EPA - New Source Emission Standards
There is no shortage of federal issues impacting electricity markets as well. The EPA will be the focus of many of these ongoing debates. In September, the EPA issued new standards to regulate carbon from new power plants. President Obama directed the EPA to issue rules on emissions from existing sources, including power plants, by June 2014, and to finalize the new standards by June 2015. There continues to be a wide range of speculation on what approach EPA will take with respect to existing sources. We will just have to wait and see what actions are taken by the EPA.
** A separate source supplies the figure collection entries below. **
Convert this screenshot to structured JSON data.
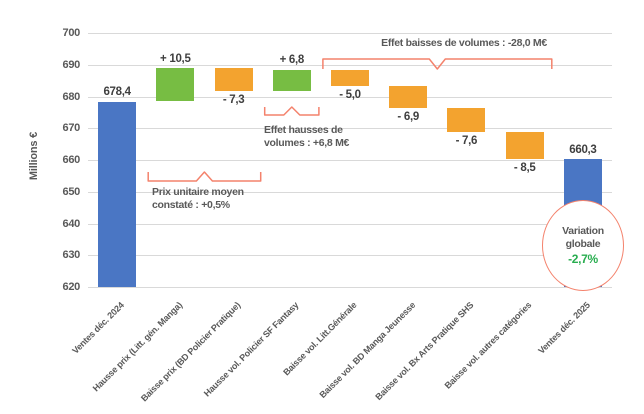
{
  "chart_data": {
    "type": "waterfall",
    "title": "",
    "ylabel": "Millions €",
    "ylim": [
      620,
      700
    ],
    "ytick_step": 10,
    "grid": true,
    "legend": false,
    "colors": {
      "total": "#4a76c4",
      "increase": "#77bd43",
      "decrease": "#f3a32f",
      "gridline": "#d9d9d9",
      "annotation": "#f4826c",
      "axis_text": "#595959",
      "value_text": "#3f3f3f",
      "variation_green": "#28ad4f"
    },
    "bars": [
      {
        "category": "Ventes déc. 2024",
        "kind": "total",
        "value": 678.4,
        "label": "678,4"
      },
      {
        "category": "Hausse prix (Litt. gén. Manga)",
        "kind": "increase",
        "value": 10.5,
        "label": "+ 10,5"
      },
      {
        "category": "Baisse prix (BD Policier Pratique)",
        "kind": "decrease",
        "value": -7.3,
        "label": "- 7,3"
      },
      {
        "category": "Hausse vol. Policier SF Fantasy",
        "kind": "increase",
        "value": 6.8,
        "label": "+ 6,8"
      },
      {
        "category": "Baisse vol. Litt.Générale",
        "kind": "decrease",
        "value": -5.0,
        "label": "- 5,0"
      },
      {
        "category": "Baisse vol. BD Manga Jeunesse",
        "kind": "decrease",
        "value": -6.9,
        "label": "- 6,9"
      },
      {
        "category": "Baisse vol. Bx Arts Pratique SHS",
        "kind": "decrease",
        "value": -7.6,
        "label": "- 7,6"
      },
      {
        "category": "Baisse vol. autres catégories",
        "kind": "decrease",
        "value": -8.5,
        "label": "- 8,5"
      },
      {
        "category": "Ventes déc. 2025",
        "kind": "total",
        "value": 660.3,
        "label": "660,3"
      }
    ],
    "annotations": {
      "price_note": {
        "line1": "Prix unitaire moyen",
        "line2": "constaté : +0,5%",
        "span": [
          1,
          2
        ],
        "side": "below"
      },
      "volume_up_note": {
        "line1": "Effet hausses de",
        "line2": "volumes : +6,8 M€",
        "span": [
          3,
          3
        ],
        "side": "below"
      },
      "volume_down_note": {
        "text": "Effet baisses de volumes : -28,0 M€",
        "span": [
          4,
          7
        ],
        "side": "above"
      },
      "variation": {
        "line1": "Variation",
        "line2": "globale",
        "value": "-2,7%",
        "bar": 8
      }
    }
  }
}
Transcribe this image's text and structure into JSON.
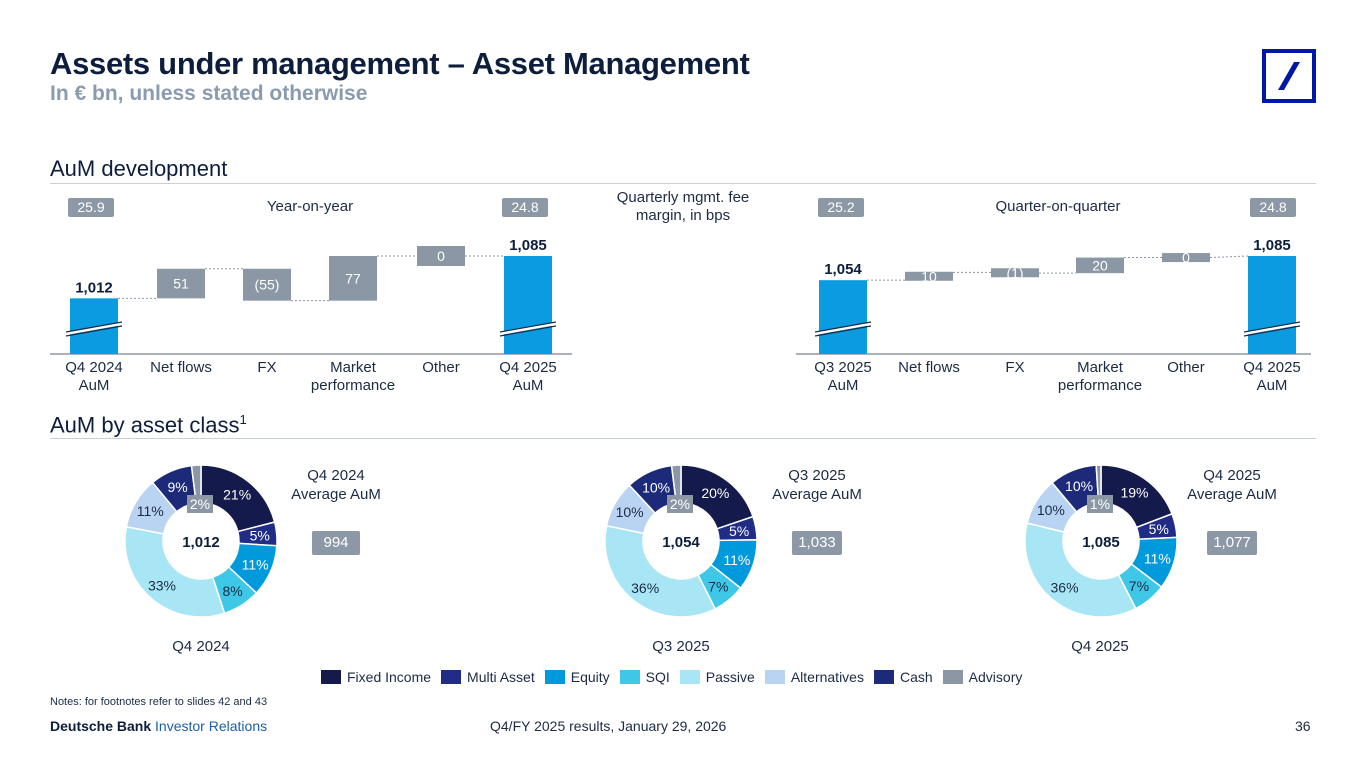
{
  "header": {
    "title": "Assets under management – Asset Management",
    "subtitle": "In € bn, unless stated otherwise"
  },
  "sections": {
    "development": "AuM development",
    "asset_class": "AuM by asset class",
    "asset_class_sup": "1"
  },
  "middle_label": "Quarterly mgmt. fee margin, in bps",
  "colors": {
    "fixed_income": "#151a4c",
    "multi_asset": "#212c86",
    "equity": "#0099db",
    "sqi": "#3ec7e6",
    "passive": "#a9e6f5",
    "alternatives": "#b9d3f2",
    "cash": "#1d2a7a",
    "advisory": "#8b97a5",
    "bar_blue": "#0a9be0",
    "step_grey": "#8b97a5"
  },
  "chart_data": [
    {
      "type": "bar",
      "subtype": "waterfall",
      "title": "Year-on-year",
      "badge_left": "25.9",
      "badge_right": "24.8",
      "categories": [
        "Q4 2024 AuM",
        "Net flows",
        "FX",
        "Market performance",
        "Other",
        "Q4 2025 AuM"
      ],
      "category_lines": [
        [
          "Q4 2024",
          "AuM"
        ],
        [
          "Net flows"
        ],
        [
          "FX"
        ],
        [
          "Market",
          "performance"
        ],
        [
          "Other"
        ],
        [
          "Q4 2025",
          "AuM"
        ]
      ],
      "values": [
        1012,
        51,
        -55,
        77,
        0,
        1085
      ],
      "labels": [
        "1,012",
        "51",
        "(55)",
        "77",
        "0",
        "1,085"
      ],
      "roles": [
        "total",
        "step",
        "step",
        "step",
        "step",
        "total"
      ],
      "axis_break": true
    },
    {
      "type": "bar",
      "subtype": "waterfall",
      "title": "Quarter-on-quarter",
      "badge_left": "25.2",
      "badge_right": "24.8",
      "categories": [
        "Q3 2025 AuM",
        "Net flows",
        "FX",
        "Market performance",
        "Other",
        "Q4 2025 AuM"
      ],
      "category_lines": [
        [
          "Q3 2025",
          "AuM"
        ],
        [
          "Net flows"
        ],
        [
          "FX"
        ],
        [
          "Market",
          "performance"
        ],
        [
          "Other"
        ],
        [
          "Q4 2025",
          "AuM"
        ]
      ],
      "values": [
        1054,
        10,
        -1,
        20,
        0,
        1085
      ],
      "labels": [
        "1,054",
        "10",
        "(1)",
        "20",
        "0",
        "1,085"
      ],
      "roles": [
        "total",
        "step",
        "step",
        "step",
        "step",
        "total"
      ],
      "axis_break": true
    },
    {
      "type": "pie",
      "subtype": "donut",
      "title": "Q4 2024",
      "center_label": "1,012",
      "side_label": [
        "Q4 2024",
        "Average AuM"
      ],
      "side_badge": "994",
      "categories": [
        "Fixed Income",
        "Multi Asset",
        "Equity",
        "SQI",
        "Passive",
        "Alternatives",
        "Cash",
        "Advisory"
      ],
      "values": [
        21,
        5,
        11,
        8,
        33,
        11,
        9,
        2
      ],
      "labels": [
        "21%",
        "5%",
        "11%",
        "8%",
        "33%",
        "11%",
        "9%",
        "2%"
      ]
    },
    {
      "type": "pie",
      "subtype": "donut",
      "title": "Q3 2025",
      "center_label": "1,054",
      "side_label": [
        "Q3 2025",
        "Average AuM"
      ],
      "side_badge": "1,033",
      "categories": [
        "Fixed Income",
        "Multi Asset",
        "Equity",
        "SQI",
        "Passive",
        "Alternatives",
        "Cash",
        "Advisory"
      ],
      "values": [
        20,
        5,
        11,
        7,
        36,
        10,
        10,
        2
      ],
      "labels": [
        "20%",
        "5%",
        "11%",
        "7%",
        "36%",
        "10%",
        "10%",
        "2%"
      ]
    },
    {
      "type": "pie",
      "subtype": "donut",
      "title": "Q4 2025",
      "center_label": "1,085",
      "side_label": [
        "Q4 2025",
        "Average AuM"
      ],
      "side_badge": "1,077",
      "categories": [
        "Fixed Income",
        "Multi Asset",
        "Equity",
        "SQI",
        "Passive",
        "Alternatives",
        "Cash",
        "Advisory"
      ],
      "values": [
        19,
        5,
        11,
        7,
        36,
        10,
        10,
        1
      ],
      "labels": [
        "19%",
        "5%",
        "11%",
        "7%",
        "36%",
        "10%",
        "10%",
        "1%"
      ]
    }
  ],
  "legend": [
    "Fixed Income",
    "Multi Asset",
    "Equity",
    "SQI",
    "Passive",
    "Alternatives",
    "Cash",
    "Advisory"
  ],
  "footer": {
    "notes": "Notes: for footnotes refer to slides 42 and 43",
    "brand_bold": "Deutsche Bank",
    "brand_rest": "Investor Relations",
    "center": "Q4/FY 2025 results, January 29, 2026",
    "page": "36"
  }
}
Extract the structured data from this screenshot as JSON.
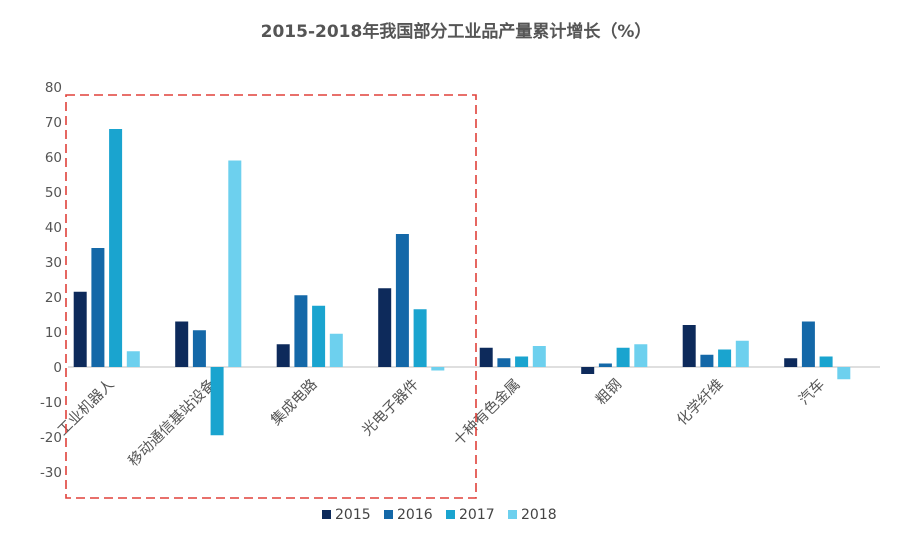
{
  "chart_data": {
    "type": "bar",
    "title": "2015-2018年我国部分工业品产量累计增长（%）",
    "categories": [
      "工业机器人",
      "移动通信基站设备",
      "集成电路",
      "光电子器件",
      "十种有色金属",
      "粗钢",
      "化学纤维",
      "汽车"
    ],
    "series": [
      {
        "name": "2015",
        "color": "#0d2a5b",
        "values": [
          21.5,
          13.0,
          6.5,
          22.5,
          5.5,
          -2.0,
          12.0,
          2.5
        ]
      },
      {
        "name": "2016",
        "color": "#1468a8",
        "values": [
          34.0,
          10.5,
          20.5,
          38.0,
          2.5,
          1.0,
          3.5,
          13.0
        ]
      },
      {
        "name": "2017",
        "color": "#1aa4cf",
        "values": [
          68.0,
          -19.5,
          17.5,
          16.5,
          3.0,
          5.5,
          5.0,
          3.0
        ]
      },
      {
        "name": "2018",
        "color": "#6dd0ee",
        "values": [
          4.5,
          59.0,
          9.5,
          -1.0,
          6.0,
          6.5,
          7.5,
          -3.5
        ]
      }
    ],
    "ylim": [
      -30,
      80
    ],
    "yticks": [
      "80",
      "70",
      "60",
      "50",
      "40",
      "30",
      "20",
      "10",
      "0",
      "-10",
      "-20",
      "-30"
    ],
    "xlabel": "",
    "ylabel": "",
    "legend": "bottom-center",
    "grid": false,
    "highlight_box": {
      "color": "#e0413a",
      "style": "dashed",
      "covers_categories": [
        0,
        1,
        2,
        3
      ]
    }
  }
}
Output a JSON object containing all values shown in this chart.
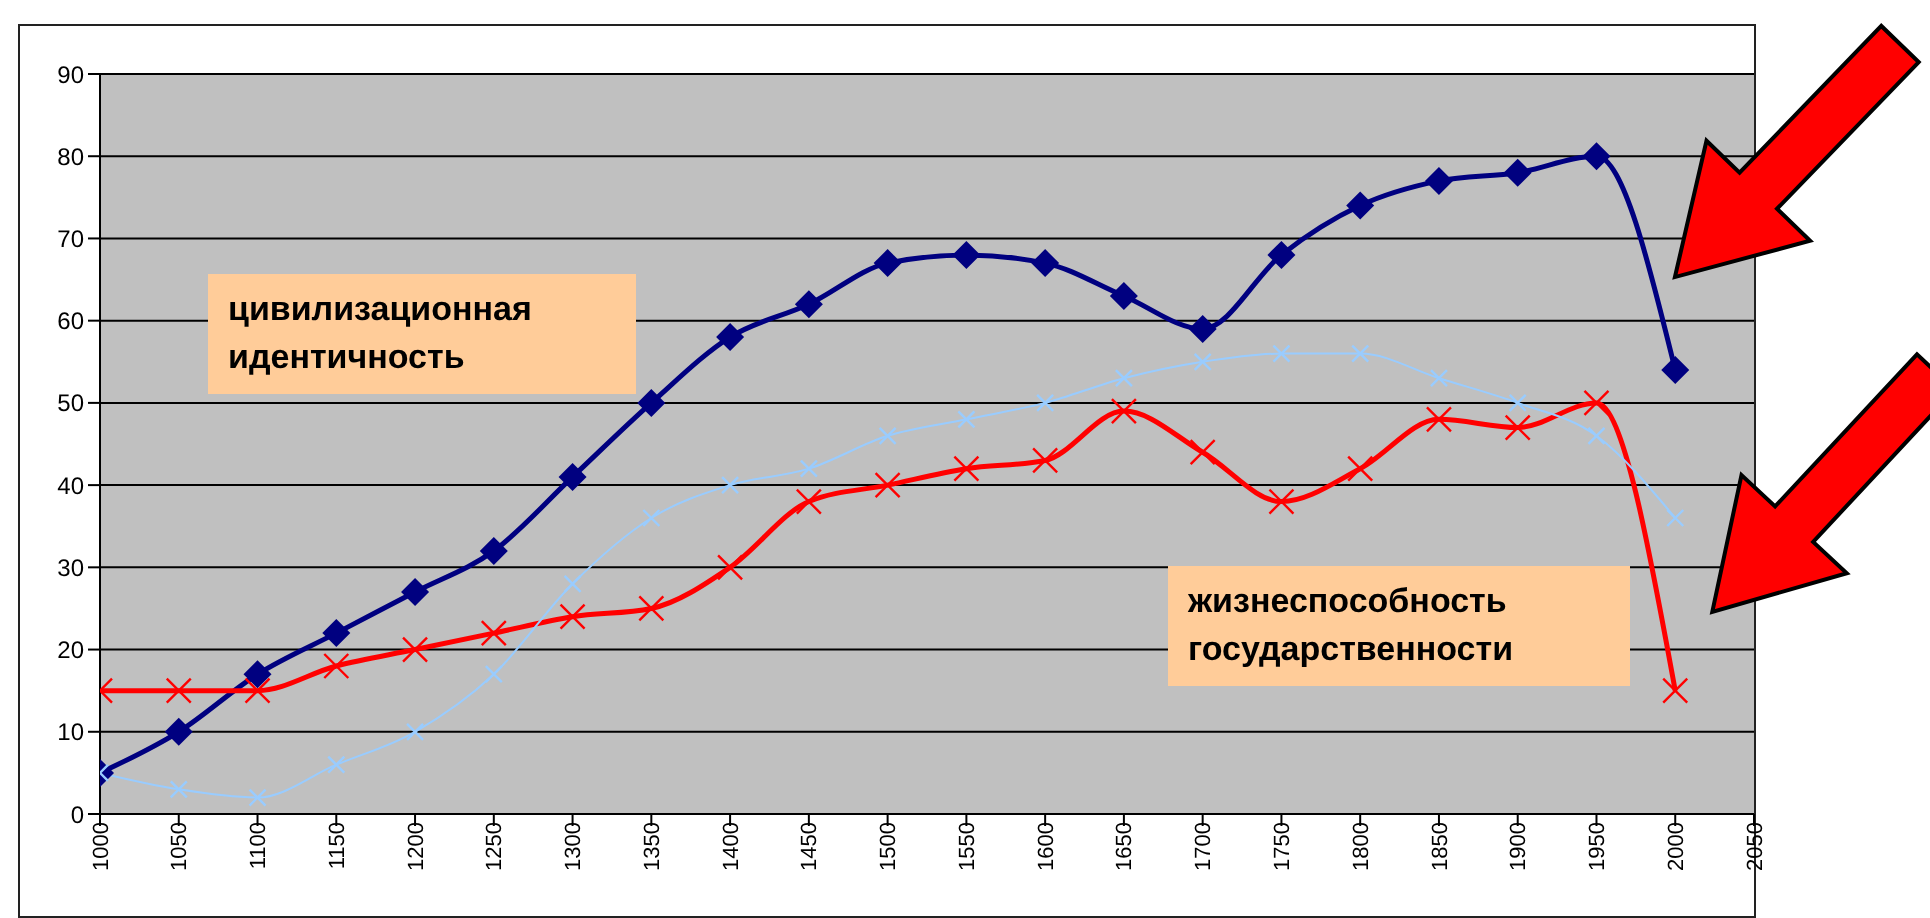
{
  "chart_data": {
    "type": "line",
    "x": [
      1000,
      1050,
      1100,
      1150,
      1200,
      1250,
      1300,
      1350,
      1400,
      1450,
      1500,
      1550,
      1600,
      1650,
      1700,
      1750,
      1800,
      1850,
      1900,
      1950,
      2000
    ],
    "series": [
      {
        "color": "#000080",
        "marker": "diamond",
        "values": [
          5,
          10,
          17,
          22,
          27,
          32,
          41,
          50,
          58,
          62,
          67,
          68,
          67,
          63,
          59,
          68,
          74,
          77,
          78,
          80,
          54
        ]
      },
      {
        "color": "#ff0000",
        "marker": "cross",
        "values": [
          15,
          15,
          15,
          18,
          20,
          22,
          24,
          25,
          30,
          38,
          40,
          42,
          43,
          49,
          44,
          38,
          42,
          48,
          47,
          50,
          15
        ]
      },
      {
        "color": "#99ccff",
        "marker": "cross",
        "values": [
          5,
          3,
          2,
          6,
          10,
          17,
          28,
          36,
          40,
          42,
          46,
          48,
          50,
          53,
          55,
          56,
          56,
          53,
          50,
          46,
          36
        ]
      }
    ],
    "xlim": [
      1000,
      2050
    ],
    "xticks": [
      1000,
      1050,
      1100,
      1150,
      1200,
      1250,
      1300,
      1350,
      1400,
      1450,
      1500,
      1550,
      1600,
      1650,
      1700,
      1750,
      1800,
      1850,
      1900,
      1950,
      2000,
      2050
    ],
    "ylim": [
      0,
      90
    ],
    "yticks": [
      0,
      10,
      20,
      30,
      40,
      50,
      60,
      70,
      80,
      90
    ],
    "grid": "y",
    "annotations": [
      "цивилизационная идентичность",
      "жизнеспособность государственности"
    ]
  }
}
Another issue that received considerable coverage in the fourth quarter was the cross-state air pollution rule, commonly referred to as the Transport Rule. This rule addresses certain upwind states whose emissions impact downwind states air quality standards. In August 2012, a DC Circuit Court struck down the Transport Rule on various grounds. The legal issues are complex and the DC Circuit Court’s ruling was appealed to the United States Supreme Court. On December 10th , the Supreme Court heard oral arguments in the case. Most commentators felt that the oral argument went very well for the EPA. Only eight justices heard the case (Justice Alito recused himself) and the EPA will need 5 votes to overturn the District Court’s ruling. A decision from the court is expected in June. Texas is one of the upwind states challenging the EPA rules. A favorable ruling from the Supreme Court will put additional pressure on existing coal fired generators in Texas and other upwind states.
As you can see, there is much to watch in 2014. We will do our best to keep you informed of continued changes and developments as the deregulated energy market continues to evolve.